Comprese tra 350 e 700 metri, alle pendici del monte Maletto, le vigne si sviluppano in verticale, sul versante sinistro della valle, grazie alla paziente opera dell’uomo, che ha modellato il paesaggio con terrazzamenti a secco scanditi da muretti di sostegno e schiere di pilastrini in pietra di forma tronco-conica (pilon) su cui poggiano i graticci che sorreggono le viti. La coltivazione, favorita dai terreni morenici trasportati dal fondovalle, ricchi di depositi detritici del ghiacciaio valdostano in ritiro, è a pergola (topion), con traverse di supporto in legno di castagno e i tralci legati ad esse, per resistere ai forti venti della valle.

La natura a Carema si fa architettura per l’intervento dell’uomo che, per regolarizzare ad uso agricolo le pieghe della montagna, ha disegnato, scavando i gradoni nella roccia, ciclopiche scalinate ondeggianti, così simili nelle sequenze di pilastrini che si susseguono a distanza costante a schemi romanici e gotici di logge continue e archetti ciechi (Cavallari Murat).

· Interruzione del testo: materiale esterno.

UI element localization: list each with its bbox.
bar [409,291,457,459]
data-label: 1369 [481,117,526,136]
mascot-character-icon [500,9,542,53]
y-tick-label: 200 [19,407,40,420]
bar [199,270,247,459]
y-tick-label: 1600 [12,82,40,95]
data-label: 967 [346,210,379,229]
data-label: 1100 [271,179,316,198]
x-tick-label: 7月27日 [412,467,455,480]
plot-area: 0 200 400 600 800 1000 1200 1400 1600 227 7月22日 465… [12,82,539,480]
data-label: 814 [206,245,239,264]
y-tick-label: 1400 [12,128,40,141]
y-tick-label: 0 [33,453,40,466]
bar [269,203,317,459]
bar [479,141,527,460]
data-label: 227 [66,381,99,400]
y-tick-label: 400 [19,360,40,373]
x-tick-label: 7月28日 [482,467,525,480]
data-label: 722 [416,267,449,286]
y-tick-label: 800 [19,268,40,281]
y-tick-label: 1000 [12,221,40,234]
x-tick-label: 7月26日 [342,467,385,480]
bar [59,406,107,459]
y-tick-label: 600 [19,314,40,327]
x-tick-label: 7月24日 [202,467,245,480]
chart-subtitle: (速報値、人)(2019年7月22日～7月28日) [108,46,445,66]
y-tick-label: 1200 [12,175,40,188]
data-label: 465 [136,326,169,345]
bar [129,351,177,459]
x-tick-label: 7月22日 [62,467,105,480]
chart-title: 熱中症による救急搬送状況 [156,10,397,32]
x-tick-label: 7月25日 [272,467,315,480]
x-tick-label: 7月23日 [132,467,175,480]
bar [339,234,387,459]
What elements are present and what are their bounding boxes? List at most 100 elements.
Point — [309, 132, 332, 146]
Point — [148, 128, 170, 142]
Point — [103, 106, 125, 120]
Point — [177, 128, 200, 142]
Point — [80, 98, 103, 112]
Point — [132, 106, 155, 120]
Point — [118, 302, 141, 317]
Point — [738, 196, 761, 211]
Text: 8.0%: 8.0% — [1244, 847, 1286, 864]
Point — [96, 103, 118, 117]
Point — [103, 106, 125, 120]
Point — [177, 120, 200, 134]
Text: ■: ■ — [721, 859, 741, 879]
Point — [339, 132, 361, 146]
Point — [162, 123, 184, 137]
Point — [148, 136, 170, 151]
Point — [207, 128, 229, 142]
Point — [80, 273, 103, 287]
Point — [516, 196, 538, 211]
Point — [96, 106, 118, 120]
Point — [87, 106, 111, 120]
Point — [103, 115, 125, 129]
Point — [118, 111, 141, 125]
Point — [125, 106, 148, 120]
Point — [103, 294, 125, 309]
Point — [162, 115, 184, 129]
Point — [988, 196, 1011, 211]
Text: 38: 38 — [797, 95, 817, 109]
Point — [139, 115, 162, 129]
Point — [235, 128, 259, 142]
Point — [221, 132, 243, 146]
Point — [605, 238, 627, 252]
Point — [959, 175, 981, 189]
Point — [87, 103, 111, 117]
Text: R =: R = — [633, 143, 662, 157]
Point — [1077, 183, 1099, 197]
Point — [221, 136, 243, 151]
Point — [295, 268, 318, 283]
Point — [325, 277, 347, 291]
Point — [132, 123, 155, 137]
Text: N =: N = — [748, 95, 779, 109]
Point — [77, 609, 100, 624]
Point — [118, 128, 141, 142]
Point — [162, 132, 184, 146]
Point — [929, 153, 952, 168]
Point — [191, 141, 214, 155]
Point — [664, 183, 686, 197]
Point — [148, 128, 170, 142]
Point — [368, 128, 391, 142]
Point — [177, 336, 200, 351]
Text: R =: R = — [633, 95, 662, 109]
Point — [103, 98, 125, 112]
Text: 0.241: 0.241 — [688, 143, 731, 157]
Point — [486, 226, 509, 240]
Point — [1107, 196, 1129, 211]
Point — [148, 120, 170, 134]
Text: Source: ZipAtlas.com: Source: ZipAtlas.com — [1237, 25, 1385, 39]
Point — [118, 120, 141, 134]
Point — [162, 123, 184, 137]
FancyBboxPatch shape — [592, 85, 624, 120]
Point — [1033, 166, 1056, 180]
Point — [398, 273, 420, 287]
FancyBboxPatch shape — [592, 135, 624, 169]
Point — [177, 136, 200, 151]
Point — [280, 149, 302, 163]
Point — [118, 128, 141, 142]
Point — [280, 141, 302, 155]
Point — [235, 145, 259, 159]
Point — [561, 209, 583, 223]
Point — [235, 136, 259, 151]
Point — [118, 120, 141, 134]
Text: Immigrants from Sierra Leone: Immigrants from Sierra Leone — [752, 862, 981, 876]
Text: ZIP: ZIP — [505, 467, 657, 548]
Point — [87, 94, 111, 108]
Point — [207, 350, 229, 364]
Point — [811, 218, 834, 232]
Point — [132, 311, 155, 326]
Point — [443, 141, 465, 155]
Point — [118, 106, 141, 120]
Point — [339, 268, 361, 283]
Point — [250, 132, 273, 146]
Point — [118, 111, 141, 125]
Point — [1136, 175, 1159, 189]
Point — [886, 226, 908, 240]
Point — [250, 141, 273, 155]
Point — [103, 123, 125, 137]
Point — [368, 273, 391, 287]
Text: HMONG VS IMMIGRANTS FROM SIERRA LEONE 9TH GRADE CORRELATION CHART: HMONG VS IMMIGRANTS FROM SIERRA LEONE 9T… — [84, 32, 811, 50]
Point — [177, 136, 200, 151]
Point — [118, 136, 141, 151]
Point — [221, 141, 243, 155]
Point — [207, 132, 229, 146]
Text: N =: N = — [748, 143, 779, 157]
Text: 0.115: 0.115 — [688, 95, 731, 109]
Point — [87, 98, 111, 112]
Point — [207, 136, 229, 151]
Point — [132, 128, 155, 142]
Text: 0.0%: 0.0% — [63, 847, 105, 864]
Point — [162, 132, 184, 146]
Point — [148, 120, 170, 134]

Il disciplinare prescrive per il Carema, dal tipico bouquet di rosa macerata, l’uso di uve Nebbiolo, nelle varietà locali Picutener e Pugnet, per una quota minima dell’85%, in concorrenza con uve a bacca rossa non aromatiche raccomandate per la provincia di Torino, e ne impone l’invecchiamento minimo per tre anni (quattro per la tipologia Riserva).

La Fondazione Slow Food ha di recente inserito il vino di Carema tra i suoi Presìdi con l’obiettivo di salvaguardare questo importante sistema di saperi, che rischia di andare perduto per più cause concomitanti: le problematiche connesse a gestione e manutenzione, totalmente manuali, dei vigneti (tali da richiedere uno sforzo pari a quattro volte la manodopera di un normale vigneto), il basso ricambio generazionale (l’età media dei coltivatori è elevata), la ridotta produttività delle vigne (da 50 a 80 quintali per ettaro).